This is the time of year I look over my finances of the past 11.5 months. What did I spend? How happy have my son and I been feeling? What costs went up or down? Are my child and I thriving?
Yep, it’s not just a dollars-and-cents review. Money is absolutely linked with health and well-being. When a person has too little to afford safety, nutrition, social connection, and the option to give, she will likely experience suffering. (I know this well.) Of note, once we have enough for these four pieces, we don’t need more!
So what is the happy medium?
This year was a wild one for my son and me. My sweet child ran headlong into the demon that is new adolescence paired with developmental disability -a tough intersection, to be sure! Despite our utmost conscientiousness as tenants, we then received the first eviction notice of our lives (our landlord was enticed by the possibility of short term gains through a summer of AirBnB). And because that wasn’t enough stress yet, upon a geologically historic event our home subsequently flooded. Ha! With our region in a crisis of housing vacancies, we found we had nowhere nearby to go.
Perplexed, broken, and exhausted, I cried uncle. A friend gently proposed we consider a distant move. She knew of a suite that was almost ready for occupancy. With relief and gratitude, we accepted.
The suite was stunning! Joy!
Unfortunately, we’d arrived during the region’s “down time”, so our first months were intensely lonesome and solitary. The sense of displacement was profound. Now six months in, we don’t feel we’re “home” but we do finally feel settled, comfortable, and connected.
We made it!
When I look at our year’s numbers, I could discount this and that expense as “abnormal”, and disregard it in any financial planning. For example, the move cost us $318 in car fuel and bags, and approximately $500 in capital losses -but life always has one-offs. It’s best to acknowledge this year’s unique fees as part of life’s annual cycle. Our rent is nearly double -however, it’s still a fraction of what most families pay in the same area. To facilitate connection, we’re spending far more in car fuel and recreation -but for now I can assume this is the norm in this region.
So whatever costs have been faced this year, I can reasonably expect those to continue, unless I make specific moves to cut costs. Will I?
Right now, we’re spending less than we bring in and my son is experiencing one of the happiest phases of his life! Me too 🙂 This tells me that what we’re spending is what we need to be spending. We’re relaxed, healthy, engaged. We’ve chosen not to increase our housing costs to the $2400/mo that’s typical for a family in our region, and to reserve the difference for well-being, savings, and sharing.
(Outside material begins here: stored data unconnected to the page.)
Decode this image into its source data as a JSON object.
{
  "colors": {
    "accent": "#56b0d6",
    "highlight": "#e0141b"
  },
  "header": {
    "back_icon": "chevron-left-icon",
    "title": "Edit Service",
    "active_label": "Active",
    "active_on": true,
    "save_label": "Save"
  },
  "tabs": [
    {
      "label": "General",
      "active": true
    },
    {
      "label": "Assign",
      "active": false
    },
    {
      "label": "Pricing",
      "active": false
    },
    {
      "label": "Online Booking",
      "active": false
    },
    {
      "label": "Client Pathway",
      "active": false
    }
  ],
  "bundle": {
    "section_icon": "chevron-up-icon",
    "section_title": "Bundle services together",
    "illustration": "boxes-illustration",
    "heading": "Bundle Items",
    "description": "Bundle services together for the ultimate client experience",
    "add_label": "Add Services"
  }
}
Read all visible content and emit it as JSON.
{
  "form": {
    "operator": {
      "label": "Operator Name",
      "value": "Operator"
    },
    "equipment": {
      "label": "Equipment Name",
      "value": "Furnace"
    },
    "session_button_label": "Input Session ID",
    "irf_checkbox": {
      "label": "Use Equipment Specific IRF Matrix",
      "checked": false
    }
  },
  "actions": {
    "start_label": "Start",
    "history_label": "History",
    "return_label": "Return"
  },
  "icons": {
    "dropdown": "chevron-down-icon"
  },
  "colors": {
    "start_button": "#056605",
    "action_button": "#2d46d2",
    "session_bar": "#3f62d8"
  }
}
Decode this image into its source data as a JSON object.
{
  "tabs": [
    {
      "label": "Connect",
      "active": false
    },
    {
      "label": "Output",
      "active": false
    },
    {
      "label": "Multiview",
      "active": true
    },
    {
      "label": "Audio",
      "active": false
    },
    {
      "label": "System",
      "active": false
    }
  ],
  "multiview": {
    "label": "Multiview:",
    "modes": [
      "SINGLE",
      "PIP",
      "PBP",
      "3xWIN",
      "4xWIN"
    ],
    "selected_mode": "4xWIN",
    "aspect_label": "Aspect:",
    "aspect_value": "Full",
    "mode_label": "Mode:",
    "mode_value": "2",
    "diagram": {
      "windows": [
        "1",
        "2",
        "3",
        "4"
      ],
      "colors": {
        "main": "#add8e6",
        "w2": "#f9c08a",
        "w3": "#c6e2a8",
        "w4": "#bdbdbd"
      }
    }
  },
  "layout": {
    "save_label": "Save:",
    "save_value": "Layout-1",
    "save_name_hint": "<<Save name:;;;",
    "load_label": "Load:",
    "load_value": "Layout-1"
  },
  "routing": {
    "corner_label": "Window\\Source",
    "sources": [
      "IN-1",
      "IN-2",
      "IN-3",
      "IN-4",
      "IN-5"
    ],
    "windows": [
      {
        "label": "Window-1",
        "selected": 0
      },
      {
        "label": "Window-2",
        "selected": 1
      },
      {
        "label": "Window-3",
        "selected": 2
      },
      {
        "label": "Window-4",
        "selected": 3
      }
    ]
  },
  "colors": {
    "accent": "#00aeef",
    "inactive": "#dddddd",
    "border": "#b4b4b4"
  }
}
We’re choosing to live in a (gorgeous, but) small suite outside of the city so that we have plenty of room for more.
We’re choosing to spend a comfortable amount on groceries. We’re choosing to spend a modest amount on clubs, equipment, and activities. We’re choosing to travel to friends each time the region shuts down for school holidays. We’re choosing to share our financial resources. Because exercise, social time, playing with others, and contributing increases our happiness.
I still don’t care about having a bed, but I am choosing to spend on air purifiers to counter the effects of the region’s air quality. I continue to organize activities to limit driving, but we go to the six per week that feel critical. Per my “old age” needs, I am choosing to increase the frequency of my own dental appointments to every three (versus) six months. We’re not, on the other hand, buying passports, flights, and $600 social weekends.
We’re disbursing more,
but we continue to be highly selective about where that money goes.
While our income is still modest, it is also the highest it’s ever been. Years of genuine poverty taught me very well how to live frugally, and also set me up to greatly appreciate the choices and wiggle room we have now.
By mindfully setting in place a relatively frugal “life infrastructure” -the lowest cost housing that’s still healthy; the cheapest transportation that works well; a collection of lower cost activities- we have money for nutrition, social connection, additional aspects of safety, and giving -all the other things that directly create our happiness! It’s working.